Lyophilization or freeze drying is a process by which we remove water from fruits or vegetables that would be damaged by heating, while preserving their structure and composition, as well as their taste and smell. The process is slow and uses 3 times more energy than high-temperature drying. Lyophilization is based on freezing water, followed by reducing the pressure and adding a sufficient amount of heat so that the frozen water in the material sublimes directly from a solid to a liquid. gaseous state. The fruit looks the same as fresh after drying and has a nice crunch.

WHAT ABOUT THE STORAGE AND EXPIRY DATE OF LYOPHILISED FOOD?

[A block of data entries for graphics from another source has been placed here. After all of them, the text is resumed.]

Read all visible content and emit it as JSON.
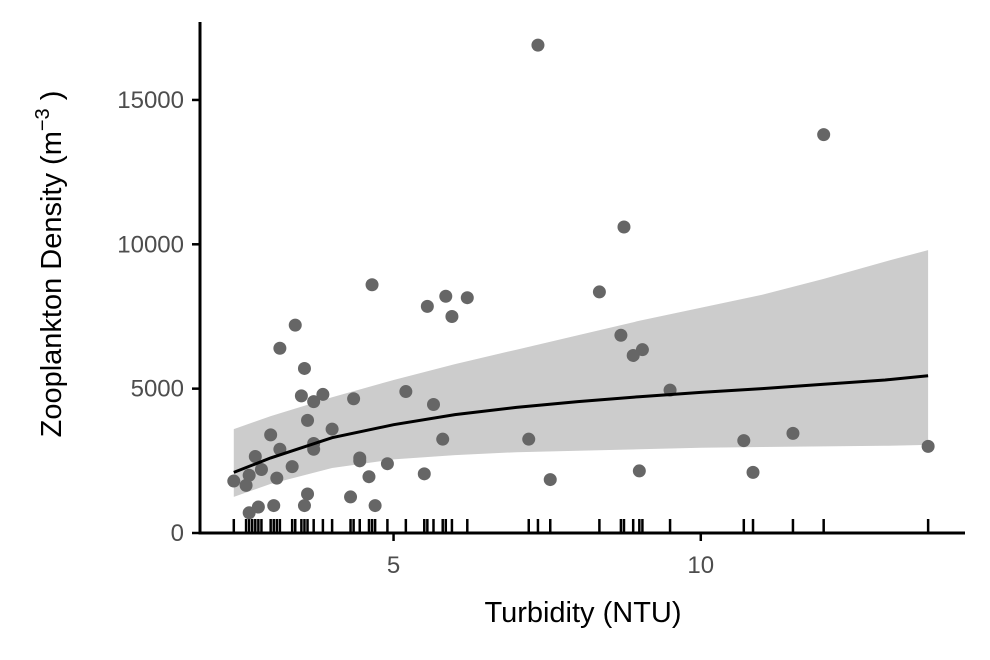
{
  "chart_data": {
    "type": "scatter",
    "title": "",
    "xlabel": "Turbidity (NTU)",
    "ylabel_main": "Zooplankton Density (m",
    "ylabel_sup": "−3",
    "ylabel_close": " )",
    "xlim": [
      1.85,
      14.3
    ],
    "ylim": [
      0,
      17700
    ],
    "x_ticks": [
      5,
      10
    ],
    "x_tick_labels": [
      "5",
      "10"
    ],
    "y_ticks": [
      0,
      5000,
      10000,
      15000
    ],
    "y_tick_labels": [
      "0",
      "5000",
      "10000",
      "15000"
    ],
    "grid": false,
    "legend": "none",
    "colors": {
      "points": "#666666",
      "line": "#000000",
      "ribbon": "#cccccc",
      "axis": "#000000",
      "tick_text": "#4d4d4d"
    },
    "points": [
      {
        "x": 2.4,
        "y": 1800
      },
      {
        "x": 2.6,
        "y": 1650
      },
      {
        "x": 2.65,
        "y": 2000
      },
      {
        "x": 2.65,
        "y": 700
      },
      {
        "x": 2.75,
        "y": 2650
      },
      {
        "x": 2.8,
        "y": 900
      },
      {
        "x": 2.85,
        "y": 2200
      },
      {
        "x": 3.0,
        "y": 3400
      },
      {
        "x": 3.05,
        "y": 950
      },
      {
        "x": 3.1,
        "y": 1900
      },
      {
        "x": 3.15,
        "y": 2900
      },
      {
        "x": 3.15,
        "y": 6400
      },
      {
        "x": 3.35,
        "y": 2300
      },
      {
        "x": 3.4,
        "y": 7200
      },
      {
        "x": 3.5,
        "y": 4750
      },
      {
        "x": 3.55,
        "y": 5700
      },
      {
        "x": 3.6,
        "y": 3900
      },
      {
        "x": 3.6,
        "y": 1350
      },
      {
        "x": 3.55,
        "y": 950
      },
      {
        "x": 3.7,
        "y": 4550
      },
      {
        "x": 3.7,
        "y": 3100
      },
      {
        "x": 3.7,
        "y": 2900
      },
      {
        "x": 3.85,
        "y": 4800
      },
      {
        "x": 4.0,
        "y": 3600
      },
      {
        "x": 4.3,
        "y": 1250
      },
      {
        "x": 4.35,
        "y": 4650
      },
      {
        "x": 4.45,
        "y": 2600
      },
      {
        "x": 4.45,
        "y": 2500
      },
      {
        "x": 4.6,
        "y": 1950
      },
      {
        "x": 4.65,
        "y": 8600
      },
      {
        "x": 4.7,
        "y": 950
      },
      {
        "x": 4.9,
        "y": 2400
      },
      {
        "x": 5.2,
        "y": 4900
      },
      {
        "x": 5.5,
        "y": 2050
      },
      {
        "x": 5.55,
        "y": 7850
      },
      {
        "x": 5.65,
        "y": 4450
      },
      {
        "x": 5.8,
        "y": 3250
      },
      {
        "x": 5.85,
        "y": 8200
      },
      {
        "x": 5.95,
        "y": 7500
      },
      {
        "x": 6.2,
        "y": 8150
      },
      {
        "x": 7.2,
        "y": 3250
      },
      {
        "x": 7.35,
        "y": 16900
      },
      {
        "x": 7.55,
        "y": 1850
      },
      {
        "x": 8.35,
        "y": 8350
      },
      {
        "x": 8.7,
        "y": 6850
      },
      {
        "x": 8.75,
        "y": 10600
      },
      {
        "x": 8.9,
        "y": 6150
      },
      {
        "x": 9.0,
        "y": 2150
      },
      {
        "x": 9.05,
        "y": 6350
      },
      {
        "x": 9.5,
        "y": 4950
      },
      {
        "x": 10.7,
        "y": 3200
      },
      {
        "x": 10.85,
        "y": 2100
      },
      {
        "x": 11.5,
        "y": 3450
      },
      {
        "x": 12.0,
        "y": 13800
      },
      {
        "x": 13.7,
        "y": 3000
      }
    ],
    "rug_x": [
      2.4,
      2.6,
      2.65,
      2.7,
      2.75,
      2.8,
      2.85,
      3.0,
      3.05,
      3.1,
      3.15,
      3.35,
      3.4,
      3.5,
      3.55,
      3.6,
      3.7,
      3.85,
      4.0,
      4.3,
      4.35,
      4.45,
      4.6,
      4.65,
      4.7,
      4.9,
      5.2,
      5.5,
      5.55,
      5.65,
      5.8,
      5.85,
      5.95,
      6.2,
      7.2,
      7.35,
      7.55,
      8.35,
      8.7,
      8.75,
      8.9,
      9.0,
      9.05,
      9.5,
      10.7,
      10.85,
      11.5,
      12.0,
      13.7
    ],
    "fit_curve": [
      {
        "x": 2.4,
        "y": 2100
      },
      {
        "x": 3.0,
        "y": 2600
      },
      {
        "x": 4.0,
        "y": 3300
      },
      {
        "x": 5.0,
        "y": 3750
      },
      {
        "x": 6.0,
        "y": 4100
      },
      {
        "x": 7.0,
        "y": 4350
      },
      {
        "x": 8.0,
        "y": 4550
      },
      {
        "x": 9.0,
        "y": 4720
      },
      {
        "x": 10.0,
        "y": 4870
      },
      {
        "x": 11.0,
        "y": 5000
      },
      {
        "x": 12.0,
        "y": 5150
      },
      {
        "x": 13.0,
        "y": 5300
      },
      {
        "x": 13.7,
        "y": 5450
      }
    ],
    "ribbon_upper": [
      {
        "x": 2.4,
        "y": 3600
      },
      {
        "x": 3.0,
        "y": 4050
      },
      {
        "x": 4.0,
        "y": 4700
      },
      {
        "x": 5.0,
        "y": 5300
      },
      {
        "x": 6.0,
        "y": 5850
      },
      {
        "x": 7.0,
        "y": 6350
      },
      {
        "x": 8.0,
        "y": 6850
      },
      {
        "x": 9.0,
        "y": 7350
      },
      {
        "x": 10.0,
        "y": 7800
      },
      {
        "x": 11.0,
        "y": 8250
      },
      {
        "x": 12.0,
        "y": 8800
      },
      {
        "x": 13.0,
        "y": 9400
      },
      {
        "x": 13.7,
        "y": 9800
      }
    ],
    "ribbon_lower": [
      {
        "x": 2.4,
        "y": 1250
      },
      {
        "x": 3.0,
        "y": 1700
      },
      {
        "x": 4.0,
        "y": 2250
      },
      {
        "x": 5.0,
        "y": 2550
      },
      {
        "x": 6.0,
        "y": 2700
      },
      {
        "x": 7.0,
        "y": 2800
      },
      {
        "x": 8.0,
        "y": 2850
      },
      {
        "x": 9.0,
        "y": 2900
      },
      {
        "x": 10.0,
        "y": 2950
      },
      {
        "x": 11.0,
        "y": 2980
      },
      {
        "x": 12.0,
        "y": 3000
      },
      {
        "x": 13.0,
        "y": 3020
      },
      {
        "x": 13.7,
        "y": 3050
      }
    ]
  }
}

Some call freeze-dried food the food of the future, as it has a very long shelf life. If stored properly, it can be used for up to 25 years!
It is very important to store freeze-dried food properly - in vacuum bags or glass jars with lids. The container must be tightly closed to prevent moisture and air from entering, as this type of food quickly becomes damp and then is no longer crispy.
We prefer to use glass jars because we find them more ecological and once you empty it, you can easily reuse it for something else.
Also, when you eat fruit, it's better to eat it from smaller jars, because if you keep opening a very large jar or even forget to close it, the food will get soggy and not be as crispy, and its shelf life will also be shortened because of the moisture in it.

WHAT CAN BE LYOPHILYZED AND WHAT CAN'T?

We can freeze-dry almost anything. All fruits and vegetables, including meat or ready-made meals, potatoes, rice pudding... With freeze-drying, we remove all the water. Before the process, the food must be frozen, and the freeze-dryer then uses a vacuum to remove the water from the frozen food and dry the fruit/vegetables at a low temperature (around 40°C). Due to this, otherwise time-consuming process, all the nutrients remain in the food. nutrients and vitamins, which is why freeze-dried fruit is the best approximation to fresh fruit.
It is also very important that the raw materials used are of good quality - local, unsprayed... Only then can the final product be truly good. That is why we try to grow our fruit/vegetables in a sustainable way, so that they are as healthy and tasty as possible.
What's interesting is that you CANNOT freeze-dry products that contain a lot of fat - oil, walnuts, various other nuts, chocolate... Or very sweet things, such as honey.
For example, if the fruit is very sweet, freeze-drying also changes its visual shape, but if the amount of sugar is just right or if it is not very sweet, then the fruit retains exactly the same shape as it did when fresh.